In December 2006, Mr Somers-Edgar’s managing company, Matrix, put Geotherm into
receivership after it defaulted on a First Step loan repayment. Two years later, the company still owes First Step investors about $76 million.
When it went into receivership, the company was working on a geothermal energy project near Taupo.
Last June, the receivers reported that while “the only asset realized to date is a motor vehicle sold,” they were “actively pursuing a recapitalization or sale of the company.”
But Mr McLachlan, who was the founder and driving force behind Geotherm, insisted the project had only been “held back” by Matrix.
“Once I can get them out of here, then it’ll go ahead,” he said.
Levels of Risk
According to Mr Epps, the problems with Geotherm and Club Finance are what forced First Step to set aside $38 million for expected losses.

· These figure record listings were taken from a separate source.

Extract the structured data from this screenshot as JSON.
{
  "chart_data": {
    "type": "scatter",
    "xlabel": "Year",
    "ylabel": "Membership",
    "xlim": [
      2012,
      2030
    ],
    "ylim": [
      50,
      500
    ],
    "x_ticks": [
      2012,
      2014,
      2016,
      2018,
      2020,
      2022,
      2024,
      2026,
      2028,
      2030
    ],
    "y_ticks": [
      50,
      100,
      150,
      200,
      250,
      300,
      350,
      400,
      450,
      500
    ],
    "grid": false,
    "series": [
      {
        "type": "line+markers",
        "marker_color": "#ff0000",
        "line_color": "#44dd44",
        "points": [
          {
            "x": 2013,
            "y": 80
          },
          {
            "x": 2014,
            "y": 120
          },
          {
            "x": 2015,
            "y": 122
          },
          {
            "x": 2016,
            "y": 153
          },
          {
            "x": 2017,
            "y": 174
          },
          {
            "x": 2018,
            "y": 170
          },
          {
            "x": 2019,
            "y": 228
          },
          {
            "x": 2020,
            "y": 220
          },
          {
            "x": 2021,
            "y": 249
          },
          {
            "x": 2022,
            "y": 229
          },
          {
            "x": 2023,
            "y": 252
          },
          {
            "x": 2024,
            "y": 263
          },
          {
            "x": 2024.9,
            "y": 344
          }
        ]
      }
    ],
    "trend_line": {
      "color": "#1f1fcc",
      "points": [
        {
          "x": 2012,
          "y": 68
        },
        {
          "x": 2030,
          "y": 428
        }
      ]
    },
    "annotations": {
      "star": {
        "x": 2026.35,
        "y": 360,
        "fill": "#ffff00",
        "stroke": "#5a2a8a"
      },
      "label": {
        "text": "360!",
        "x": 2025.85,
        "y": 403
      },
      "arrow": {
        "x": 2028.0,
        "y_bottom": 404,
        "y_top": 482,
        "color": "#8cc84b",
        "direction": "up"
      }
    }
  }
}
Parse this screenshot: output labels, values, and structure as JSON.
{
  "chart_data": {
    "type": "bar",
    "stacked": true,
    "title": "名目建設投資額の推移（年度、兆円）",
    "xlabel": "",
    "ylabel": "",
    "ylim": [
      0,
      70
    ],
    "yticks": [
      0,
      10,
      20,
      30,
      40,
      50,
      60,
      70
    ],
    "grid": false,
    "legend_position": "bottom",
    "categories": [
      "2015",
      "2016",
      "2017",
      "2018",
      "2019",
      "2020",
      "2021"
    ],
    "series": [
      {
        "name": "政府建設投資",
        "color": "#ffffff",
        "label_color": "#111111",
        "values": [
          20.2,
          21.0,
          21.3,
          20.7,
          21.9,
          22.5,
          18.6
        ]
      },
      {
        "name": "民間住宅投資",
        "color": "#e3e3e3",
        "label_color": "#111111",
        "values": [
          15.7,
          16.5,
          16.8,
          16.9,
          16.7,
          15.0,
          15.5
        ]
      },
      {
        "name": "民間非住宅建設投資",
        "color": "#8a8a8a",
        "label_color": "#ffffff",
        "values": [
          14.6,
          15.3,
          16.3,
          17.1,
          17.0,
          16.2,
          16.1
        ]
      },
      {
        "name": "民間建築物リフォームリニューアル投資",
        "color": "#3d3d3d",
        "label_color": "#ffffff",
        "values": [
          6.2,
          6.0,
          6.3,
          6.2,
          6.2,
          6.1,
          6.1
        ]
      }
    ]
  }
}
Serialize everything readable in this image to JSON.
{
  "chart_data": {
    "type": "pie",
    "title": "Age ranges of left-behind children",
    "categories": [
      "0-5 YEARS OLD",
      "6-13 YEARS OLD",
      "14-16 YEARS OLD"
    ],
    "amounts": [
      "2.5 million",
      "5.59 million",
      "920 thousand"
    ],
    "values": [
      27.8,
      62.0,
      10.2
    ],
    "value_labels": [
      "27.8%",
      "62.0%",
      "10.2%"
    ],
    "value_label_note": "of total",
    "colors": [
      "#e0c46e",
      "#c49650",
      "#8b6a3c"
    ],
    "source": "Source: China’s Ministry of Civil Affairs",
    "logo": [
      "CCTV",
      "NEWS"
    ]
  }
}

But the question many investors say they want answered is how their money ever got into those deals in the first place.
The First Step trusts were designed and marketed on a graduated-risk model. According to First Step’s investment statement, the highest level of the four trusts would invest in mezzanine finance and subordinated debt projects, “suitable for investors who accept a high degree of credit risk to enhance returns.”
But the statement describes the lowest level trust – the
Secured Mortgage Trust – simply as an investment that “include[s] property development loans supported by a first or second mortgage over the development site.”
So why did all four levels of trusts invest in Club Finance’s car loans, Geotherm’s energy project and CTT’s financial services?
According to a public relations representative for First Step, the trusts’ managers invested in those projects to diversify the trusts. He pointed out that, until First Step closed, no investor ever lost money in the trusts.
As for Club Finance, he said, back in 2003 car loans were considered an excellent investment.
Which raises another, more difficult, issue for investors.
As First Step winds down the market is turning sour – and that makes it harder to recover their money.
Just take a look at the property development at 19 Birdwood Crescent in Parnell, which currently owes the First Step trusts about $19 million. The building is complete, the units in it are sold, and the project is simply awaiting paperwork from the council.
Nevertheless, First Step’s administrator has
taken the developer to court . Why?
According to the trustee for the project, “the court case is hot wind…They’re taking action to be seen to be doing the right thing for investors.”
When it’s time to repay the loan, it will have to be renegotiated.
“Everyone’s going to get hurt a bit,” he said. “The whole market’s in the same position. It’s a mess.”